Isınmanın
odunla yapıldığı günlerde aklı başında kötümser uzmanlar, dünyadaki günlük odun
tüketimini, ağaçların sayısını hesap ederek bir gün gelecek, yakacak odun
kalmayacağından insanlar soğuktan ölecek diyorlar.
İyimser
uzmanlar, “Her derdin ilacını, her yokuşun inişini, her zorluğun kolayını, her
darlığın bolluğunu yaratan Rabbimiz, bütün kullarını soğukla kırmaz ve bir çare
sunar ama biz, mevcudu israf etmeden kullanmaya, yeni çareler aramaya gidelim ve
insanların ufkunu karartmayalım” derler. Odun tartışmaları sürerken kömür
bulunur ve ağaçların kesimi biraz azalır.
Derken
kötümser uzmanlar, dünya genelinde kömür rezervlerini ve tüketimin hesaplarını
yaparak yine aynı karamsar tabloyu sunarlar insanlara ama iyimserler, kömürün
bulunmasıyla odunların yanmak ve yok olma tehlikesinin kalktığını söylerler ve
kömürü iktisatlı kullanırken yeni enerji kaynaklarının araştırılmasıyla
insanların yine soğuktan yok olmalarının engelleneceğini söylerler.
Kömür
rezervleri tükenmeye doğru giderken petrol bulunur ve kömürler nefes alır.
Petrol
için de yine iyimser ve kötümserlerin tartışması sürerken doğalgaz bulunur.
Onun
da tükeneceği tartışmaları bitmeden insanlık güneş enerjisini devreye
sokuverdi.
Güneş
enerjisi kıyamete kadar tükenmeyecektir.
Gönlünüz
rahat olsun, soğuktan donarak ölmeyecek insanlık.
İyimserlerle
kötümserlerin arasındaki fark,
İkisi
de çalışkandır.
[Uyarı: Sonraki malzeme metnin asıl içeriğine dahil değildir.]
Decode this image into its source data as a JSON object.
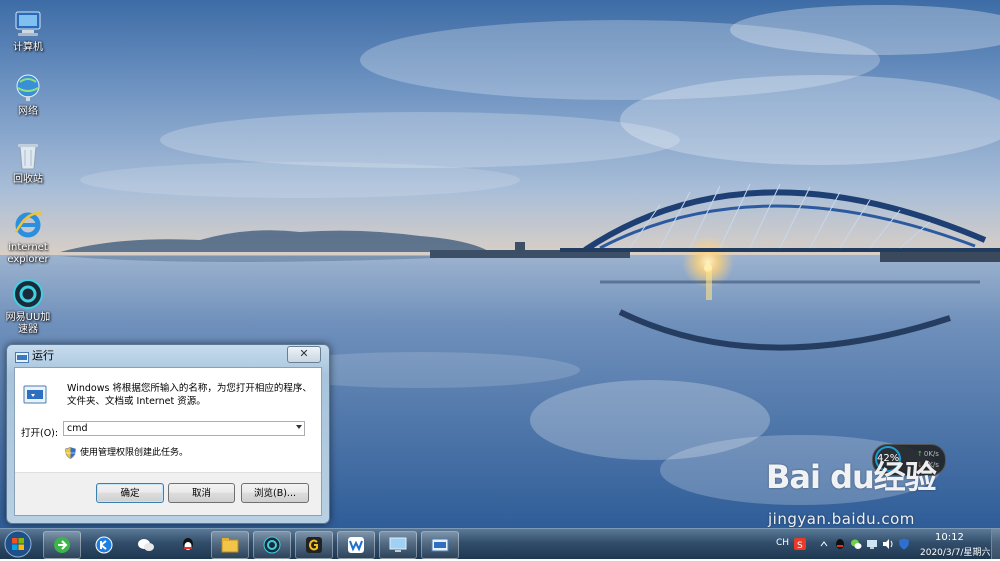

Burada fark yok.
Kötümserler,
kendi akıllarını ön plana aldıklarından odundan başka alternatif olmadığını da
kesin gördüklerinden kötümser açıklamalar yaparlar.
İyimserler
ise benim aklımı da yaratanın yarattığı dünyada yaşıyoruz.
Rahman
ve Rahim olan Rabbimiz, kulunu çaresiz bırakmaz.
Odunlar
tükenmeden mutlaka yarattığı birinin keşfini sağlayacak insan yaratacaktır
inancıyla araştırmasına devam eder.
Doğuda
ve batıda karamsar ilim adamları felaket tellallığından başka bir şey
yapamazlar.
Dikkat
ediniz buluş yapan insanların hepsi gönlü geniş ve hayata olumlu, iyimser bakan
insanlardırlar.
Bu
günlerde “Su Sorunu” gündemde.
Kötümserler,
israfın ve kirlenmenin rakamlarıyla, evinde 24 saat musluğundan su akan, dağ
başındaki evinin önünde yıllardır akan çeşmeden su alan insanların bile
yüreklerine korku salmaya çalışıyorlar.
Kötümser
tablolarla, baskılarla insan eğitimine inananlar yalnız kendilerini yormuşlar,
korkuttuklarını yoldan alıkoymuş insanlardırlar.
Fıkıh/İslam
hukuku kitaplarımızın girişinden sonra sular bölümü ve sularla temizlenme
bölümü ve israfın önlenmesi eğitimi vardır.
Dünyanın
hiçbir kanun kitabında temizlik bölümü olmadığı gibi, dünyayı kasıp kavuran
“israf” kelime de geçmez.
Irmak
kenarında abdest alınken her organın üçer defa yıkanacağı, ırmak kenarında
olmasından dolayı yine de israf edilemeyeceği, abdest alırken dökülen suların
nehre değil, kenarındaki toprak ve otlar üzerine akıtılacağı öğretilirken
nehrin kirletilmesinin engelleneceği öğretilirken İslam hukukuna geçmeden önce
akait bölümünde yaratılan her canlının rızkının verileceği de imani bir
konu olarak öğretilir.
Ve bu
bilgiler yalnız hukuk öğrencilerine değil, bütün Müslüman halka öğretilir
Su,
bizim ana gıdamızdır ve kıyamete kadar dünyamızda su, herkese yeterli
olacaktır.
Dünyamızın
dörtte üçünün su olduğunu hatırdan çıkarmayınız.
Biz,
görevimizi yapalım.
Su
israfına son verelim
İsrafın
haram olduğunu bilelim.
Suyun
kirletilmesinin de israf olduğunu aklımızdan çıkarmayalım.
Bir
ismi de “el-Adl” olan Allah cellecelalüh, her canlıya yetecek gıdayı yaratmış
ama kâfirlik bataklığında debelenen kapitalistlik ve komünistlik mikrobuyla
hastalandığı halde hastaların çokluğu nedeniyle adına “Medeniyet” denildiğinden
sömürmeyi vazgeçilmez hayatın kanunu haline getirdiklerinden dünyamızın
hazinelerinin başına çöreklenmeler olmuştur ve adaletsizlik âlemi sarmış ve her
yerde kan, gözyaşı, feryat, acı, âlemi tuttuğu gibi gökyüzünü bile kirlettiler
bu hastalar.
Sevgili
Peygamberimiz buyurur:
“Müslümanlar,
şu üç şeyde ortaktırlar: Su, otlar ve ateş” (Ebu Davud, Sünen, K. İcare, bab
26, İbni Mac, Sünen, K. Ruhün, bab 16, Ahmet, Müsned, Ebu Hıraş Hadisi).
Fakihler/İslam
hukukçuları arasında unvanı Şemsü’i-eimme/İmamların güneşi olan Serahsi(Öl. H.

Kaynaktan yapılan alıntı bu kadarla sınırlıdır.